Se o caso de Nie Shubin fosse reaberto e novamente investigado, muitas pessoas também teriam dificuldade para dormir. Na China, qualquer engano oficial ou política errada cria um grupo de interesse e essas pessoas farão de tudo para evitar que o erro seja corrigido.

Revelações recentes tornam a situação ainda mais horrível. Um internauta chamado Lrxshq da Mongólia Interior afirmou que durante o julgamento de Nie Shubin, o Tribunal Intermediário de Shijiazhuang considerou que havia algo errado sobre o caso e sugeriu uma sentença de morte suspensa.

No entanto, na época, os tecidos de Nie Shubin eram compatíveis com os de um oficial de alto escalão do Ministério das Relações Exteriores, que precisa urgentemente de um transplante de rim. Internautas observaram o momento exato do transplante dos dois rins do oficial, um em 1995, quando Nie foi executado, e outro em 2002, quando disparou a colheita forçada de órgãos na China. Nesse período, acredita-se que dezenas de milhares de praticantes do Falun Gong tenham sido mortos por seus órgãos.
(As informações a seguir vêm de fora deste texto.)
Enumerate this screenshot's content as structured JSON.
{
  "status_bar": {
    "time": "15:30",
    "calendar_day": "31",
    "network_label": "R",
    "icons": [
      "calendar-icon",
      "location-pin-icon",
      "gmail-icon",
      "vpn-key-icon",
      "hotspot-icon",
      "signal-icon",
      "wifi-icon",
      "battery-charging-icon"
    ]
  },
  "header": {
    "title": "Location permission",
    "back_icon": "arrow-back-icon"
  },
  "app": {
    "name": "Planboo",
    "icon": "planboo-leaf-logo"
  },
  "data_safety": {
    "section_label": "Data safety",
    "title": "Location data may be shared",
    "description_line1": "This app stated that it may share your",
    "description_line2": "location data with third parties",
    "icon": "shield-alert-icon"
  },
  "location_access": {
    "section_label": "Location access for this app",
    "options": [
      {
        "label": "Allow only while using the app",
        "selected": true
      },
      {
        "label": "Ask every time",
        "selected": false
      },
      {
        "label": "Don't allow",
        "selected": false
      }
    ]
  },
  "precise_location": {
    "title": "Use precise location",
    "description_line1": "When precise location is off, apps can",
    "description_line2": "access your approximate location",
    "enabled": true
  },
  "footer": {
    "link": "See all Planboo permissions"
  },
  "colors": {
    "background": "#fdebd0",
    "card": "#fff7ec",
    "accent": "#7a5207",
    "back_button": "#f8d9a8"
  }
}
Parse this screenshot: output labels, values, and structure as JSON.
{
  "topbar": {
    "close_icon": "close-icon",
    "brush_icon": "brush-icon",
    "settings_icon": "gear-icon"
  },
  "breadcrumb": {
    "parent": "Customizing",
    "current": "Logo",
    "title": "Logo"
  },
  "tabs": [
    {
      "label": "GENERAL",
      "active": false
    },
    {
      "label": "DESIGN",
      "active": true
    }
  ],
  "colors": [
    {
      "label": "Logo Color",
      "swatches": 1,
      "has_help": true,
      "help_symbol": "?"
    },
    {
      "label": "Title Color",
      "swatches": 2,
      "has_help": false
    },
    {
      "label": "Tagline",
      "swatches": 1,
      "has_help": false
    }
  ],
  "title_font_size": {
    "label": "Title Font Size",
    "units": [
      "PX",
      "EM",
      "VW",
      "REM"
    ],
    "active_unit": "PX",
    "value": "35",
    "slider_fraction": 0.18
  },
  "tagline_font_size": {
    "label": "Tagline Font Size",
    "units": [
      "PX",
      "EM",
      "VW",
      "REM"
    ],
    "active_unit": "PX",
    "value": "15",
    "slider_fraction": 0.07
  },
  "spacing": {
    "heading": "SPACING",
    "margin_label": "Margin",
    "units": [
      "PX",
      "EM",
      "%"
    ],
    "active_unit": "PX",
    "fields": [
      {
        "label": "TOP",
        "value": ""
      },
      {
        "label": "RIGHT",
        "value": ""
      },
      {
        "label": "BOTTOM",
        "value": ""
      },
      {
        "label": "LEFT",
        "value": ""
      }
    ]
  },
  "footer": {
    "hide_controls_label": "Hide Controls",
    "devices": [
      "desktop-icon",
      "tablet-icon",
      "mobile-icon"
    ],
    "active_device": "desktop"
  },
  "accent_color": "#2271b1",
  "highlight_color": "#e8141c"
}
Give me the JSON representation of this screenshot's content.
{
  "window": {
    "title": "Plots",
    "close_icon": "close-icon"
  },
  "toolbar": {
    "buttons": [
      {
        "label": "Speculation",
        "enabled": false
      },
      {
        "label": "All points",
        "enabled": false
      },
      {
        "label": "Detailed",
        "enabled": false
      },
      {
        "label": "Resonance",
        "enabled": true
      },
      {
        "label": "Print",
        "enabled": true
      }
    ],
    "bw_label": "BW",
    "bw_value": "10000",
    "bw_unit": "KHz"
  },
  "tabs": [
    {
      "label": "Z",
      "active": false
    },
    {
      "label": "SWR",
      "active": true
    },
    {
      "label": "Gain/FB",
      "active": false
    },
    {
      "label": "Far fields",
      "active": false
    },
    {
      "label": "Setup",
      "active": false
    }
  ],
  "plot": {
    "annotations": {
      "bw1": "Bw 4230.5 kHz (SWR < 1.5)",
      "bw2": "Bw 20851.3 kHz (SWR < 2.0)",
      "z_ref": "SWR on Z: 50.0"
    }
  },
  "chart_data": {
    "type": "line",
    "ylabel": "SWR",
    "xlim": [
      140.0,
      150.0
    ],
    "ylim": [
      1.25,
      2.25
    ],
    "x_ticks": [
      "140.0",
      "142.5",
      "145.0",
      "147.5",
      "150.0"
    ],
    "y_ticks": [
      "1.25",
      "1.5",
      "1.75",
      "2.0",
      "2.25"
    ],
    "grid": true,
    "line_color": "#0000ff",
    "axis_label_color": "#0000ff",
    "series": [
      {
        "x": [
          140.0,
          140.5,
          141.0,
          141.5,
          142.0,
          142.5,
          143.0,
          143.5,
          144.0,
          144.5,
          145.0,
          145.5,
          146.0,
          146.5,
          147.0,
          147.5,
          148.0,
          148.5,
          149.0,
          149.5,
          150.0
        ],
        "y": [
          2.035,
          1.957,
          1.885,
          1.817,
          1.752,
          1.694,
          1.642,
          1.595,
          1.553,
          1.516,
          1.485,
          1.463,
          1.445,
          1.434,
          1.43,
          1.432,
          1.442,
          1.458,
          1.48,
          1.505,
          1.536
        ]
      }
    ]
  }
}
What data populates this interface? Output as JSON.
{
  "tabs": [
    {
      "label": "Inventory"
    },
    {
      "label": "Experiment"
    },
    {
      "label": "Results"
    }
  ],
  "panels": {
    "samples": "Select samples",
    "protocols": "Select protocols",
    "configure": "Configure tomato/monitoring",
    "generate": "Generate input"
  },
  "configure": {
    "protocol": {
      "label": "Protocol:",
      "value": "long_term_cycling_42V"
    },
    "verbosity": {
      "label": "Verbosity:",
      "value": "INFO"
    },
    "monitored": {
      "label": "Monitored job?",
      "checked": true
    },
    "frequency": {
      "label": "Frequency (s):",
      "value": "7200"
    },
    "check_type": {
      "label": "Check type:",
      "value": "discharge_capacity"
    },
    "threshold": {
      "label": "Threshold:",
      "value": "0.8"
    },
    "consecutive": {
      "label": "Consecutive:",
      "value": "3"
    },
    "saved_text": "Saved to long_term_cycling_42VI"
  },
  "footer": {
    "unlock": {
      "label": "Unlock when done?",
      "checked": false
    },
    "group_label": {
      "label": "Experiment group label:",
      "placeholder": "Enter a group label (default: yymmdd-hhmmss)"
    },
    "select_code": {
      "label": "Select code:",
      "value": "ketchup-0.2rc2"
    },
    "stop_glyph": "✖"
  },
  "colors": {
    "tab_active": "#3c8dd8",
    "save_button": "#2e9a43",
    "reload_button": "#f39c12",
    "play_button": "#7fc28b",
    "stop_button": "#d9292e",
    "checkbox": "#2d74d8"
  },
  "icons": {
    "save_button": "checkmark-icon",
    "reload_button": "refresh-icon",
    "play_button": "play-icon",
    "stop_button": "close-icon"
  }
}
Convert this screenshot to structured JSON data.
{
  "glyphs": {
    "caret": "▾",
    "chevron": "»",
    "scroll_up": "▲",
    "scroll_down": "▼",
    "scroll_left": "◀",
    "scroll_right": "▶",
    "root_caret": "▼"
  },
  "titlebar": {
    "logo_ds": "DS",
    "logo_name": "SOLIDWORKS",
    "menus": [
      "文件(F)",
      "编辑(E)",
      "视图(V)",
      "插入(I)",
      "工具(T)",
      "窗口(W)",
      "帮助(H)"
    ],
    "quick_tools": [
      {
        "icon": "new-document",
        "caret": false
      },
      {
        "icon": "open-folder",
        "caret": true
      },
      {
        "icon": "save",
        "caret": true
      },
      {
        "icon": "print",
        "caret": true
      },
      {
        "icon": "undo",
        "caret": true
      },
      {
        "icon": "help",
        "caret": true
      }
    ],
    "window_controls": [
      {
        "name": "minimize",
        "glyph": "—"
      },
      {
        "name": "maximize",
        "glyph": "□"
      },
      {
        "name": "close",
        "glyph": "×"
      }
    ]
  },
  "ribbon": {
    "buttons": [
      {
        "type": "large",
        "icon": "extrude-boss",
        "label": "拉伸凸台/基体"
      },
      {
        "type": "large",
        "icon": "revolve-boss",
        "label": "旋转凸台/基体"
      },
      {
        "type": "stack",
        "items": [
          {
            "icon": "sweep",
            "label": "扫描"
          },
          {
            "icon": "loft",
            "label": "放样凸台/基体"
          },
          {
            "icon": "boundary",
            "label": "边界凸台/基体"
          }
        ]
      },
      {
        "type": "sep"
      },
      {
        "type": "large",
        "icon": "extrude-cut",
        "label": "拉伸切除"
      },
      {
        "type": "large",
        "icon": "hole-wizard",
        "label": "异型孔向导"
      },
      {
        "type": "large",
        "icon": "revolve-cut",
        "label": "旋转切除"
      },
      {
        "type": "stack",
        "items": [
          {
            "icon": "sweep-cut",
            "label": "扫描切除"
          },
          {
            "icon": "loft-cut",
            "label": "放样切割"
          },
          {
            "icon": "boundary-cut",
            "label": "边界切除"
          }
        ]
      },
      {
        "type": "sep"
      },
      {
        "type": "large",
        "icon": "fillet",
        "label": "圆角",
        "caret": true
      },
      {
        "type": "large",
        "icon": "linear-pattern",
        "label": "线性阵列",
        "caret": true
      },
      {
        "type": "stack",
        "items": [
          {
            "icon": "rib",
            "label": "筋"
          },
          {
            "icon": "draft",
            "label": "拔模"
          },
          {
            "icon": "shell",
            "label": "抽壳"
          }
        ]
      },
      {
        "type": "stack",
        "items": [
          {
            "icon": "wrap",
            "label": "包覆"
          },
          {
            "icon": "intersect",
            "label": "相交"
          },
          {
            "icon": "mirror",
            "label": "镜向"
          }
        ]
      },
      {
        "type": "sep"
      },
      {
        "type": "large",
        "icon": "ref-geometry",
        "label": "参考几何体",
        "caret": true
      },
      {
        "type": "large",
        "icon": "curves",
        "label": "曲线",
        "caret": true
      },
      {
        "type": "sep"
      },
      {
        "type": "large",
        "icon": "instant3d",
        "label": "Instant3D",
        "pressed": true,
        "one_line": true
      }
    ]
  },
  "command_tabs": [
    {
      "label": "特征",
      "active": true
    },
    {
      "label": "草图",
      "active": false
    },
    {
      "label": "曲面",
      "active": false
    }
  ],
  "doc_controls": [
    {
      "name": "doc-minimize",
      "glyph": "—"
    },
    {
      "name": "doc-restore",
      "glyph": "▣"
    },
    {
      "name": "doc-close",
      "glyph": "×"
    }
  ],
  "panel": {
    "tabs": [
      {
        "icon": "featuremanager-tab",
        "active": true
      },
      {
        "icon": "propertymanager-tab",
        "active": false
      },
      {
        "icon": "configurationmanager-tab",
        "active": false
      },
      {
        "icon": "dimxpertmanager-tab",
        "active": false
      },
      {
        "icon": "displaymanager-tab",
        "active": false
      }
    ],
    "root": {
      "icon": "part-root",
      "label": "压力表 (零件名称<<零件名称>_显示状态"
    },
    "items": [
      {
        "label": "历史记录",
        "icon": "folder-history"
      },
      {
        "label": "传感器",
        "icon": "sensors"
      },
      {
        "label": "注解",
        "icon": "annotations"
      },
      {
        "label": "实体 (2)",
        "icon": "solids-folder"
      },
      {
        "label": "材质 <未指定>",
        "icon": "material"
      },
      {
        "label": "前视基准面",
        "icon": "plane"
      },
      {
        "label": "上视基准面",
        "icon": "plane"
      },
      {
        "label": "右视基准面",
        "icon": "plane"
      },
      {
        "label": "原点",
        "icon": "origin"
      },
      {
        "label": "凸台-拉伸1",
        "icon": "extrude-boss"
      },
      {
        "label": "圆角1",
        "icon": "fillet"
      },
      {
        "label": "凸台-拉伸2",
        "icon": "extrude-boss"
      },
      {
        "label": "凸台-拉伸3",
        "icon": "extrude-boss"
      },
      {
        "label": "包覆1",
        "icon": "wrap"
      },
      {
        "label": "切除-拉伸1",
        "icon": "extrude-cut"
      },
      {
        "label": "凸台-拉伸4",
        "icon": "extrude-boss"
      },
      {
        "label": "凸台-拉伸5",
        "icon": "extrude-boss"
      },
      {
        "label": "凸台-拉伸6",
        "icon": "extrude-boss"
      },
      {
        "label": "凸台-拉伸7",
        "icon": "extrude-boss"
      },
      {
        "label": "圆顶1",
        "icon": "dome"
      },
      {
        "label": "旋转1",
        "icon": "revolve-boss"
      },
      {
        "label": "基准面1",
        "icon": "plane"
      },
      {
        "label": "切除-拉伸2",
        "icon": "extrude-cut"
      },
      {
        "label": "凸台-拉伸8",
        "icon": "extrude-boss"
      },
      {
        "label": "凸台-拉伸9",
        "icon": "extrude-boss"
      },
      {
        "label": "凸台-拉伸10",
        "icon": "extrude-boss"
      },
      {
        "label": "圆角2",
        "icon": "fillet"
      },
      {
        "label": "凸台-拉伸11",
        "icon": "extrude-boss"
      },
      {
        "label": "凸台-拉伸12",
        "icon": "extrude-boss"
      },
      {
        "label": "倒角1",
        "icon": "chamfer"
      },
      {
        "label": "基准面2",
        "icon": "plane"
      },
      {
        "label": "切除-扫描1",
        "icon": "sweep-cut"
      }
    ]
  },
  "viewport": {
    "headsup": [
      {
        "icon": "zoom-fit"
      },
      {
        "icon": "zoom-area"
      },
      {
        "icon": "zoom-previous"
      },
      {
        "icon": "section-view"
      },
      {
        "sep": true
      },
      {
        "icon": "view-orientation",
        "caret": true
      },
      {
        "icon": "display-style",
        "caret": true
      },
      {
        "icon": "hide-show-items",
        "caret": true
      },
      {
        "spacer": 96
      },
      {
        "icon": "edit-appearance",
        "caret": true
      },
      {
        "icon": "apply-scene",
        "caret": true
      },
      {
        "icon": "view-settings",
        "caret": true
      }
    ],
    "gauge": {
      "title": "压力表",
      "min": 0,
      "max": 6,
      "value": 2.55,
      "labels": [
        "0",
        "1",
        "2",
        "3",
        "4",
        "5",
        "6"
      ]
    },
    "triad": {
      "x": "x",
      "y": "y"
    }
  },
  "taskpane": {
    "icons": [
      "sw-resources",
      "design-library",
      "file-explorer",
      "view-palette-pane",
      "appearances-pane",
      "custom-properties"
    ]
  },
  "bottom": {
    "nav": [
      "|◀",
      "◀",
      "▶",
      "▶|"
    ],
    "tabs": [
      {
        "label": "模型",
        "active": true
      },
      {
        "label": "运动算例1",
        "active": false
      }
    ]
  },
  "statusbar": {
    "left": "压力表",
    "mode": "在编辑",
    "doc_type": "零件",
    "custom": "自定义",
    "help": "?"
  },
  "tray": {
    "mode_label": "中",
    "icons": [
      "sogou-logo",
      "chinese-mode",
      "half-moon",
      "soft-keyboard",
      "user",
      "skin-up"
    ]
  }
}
Se o rim de Nie Shubin foi usado para esse oficial, então, altos oficiais até a liderança central em Pequim estariam envolvidos na nulidade do julgamento e execução de Nie.

Um sacrifício

Em 26 de setembro, Li Tianyi, o filho do cantor e general do exército Li Shuangjiang, foi condenado a 10 anos de prisão por estupro. Em comparação com os casos de Wang Shujin e Xie Junfeng, este parece razoável, embora muitos pensem que a sentença foi muito leve.

O julgamento sugeriu que os juízes chineses conhecem a lei e sabem como julgar um caso. Mas seria um grande erro alguém pensar que os juízes julgaram o caso de forma independente, sem instruções e pressão de cima.

Li Shangjiang é famoso, ou conhecido, por seu papel na propaganda do PCC. Ele cantou músicas do Partido Comunista por 40 anos. No entanto, apesar de ser um general do exército, ele não está no círculo das famílias com poder real.

Simbolicamente, Li Shangjiang não é tão importante quanto os chengguan, que representam o poder do regime. Para fazer uma demonstração do estado de direito, para acalmar a ira das pessoas sobre o caso de Xia Junfeng e muitas outras coisas, para proteger os interesses fundamentais do regime, por vezes, o regime tem de sacrificar seus próprios. Esse é o verdadeiro significado da sentença de prisão de Li Tianyi.

Todos os três casos foram decisões políticas. A China de hoje é uma completa estranha ao estado de direito.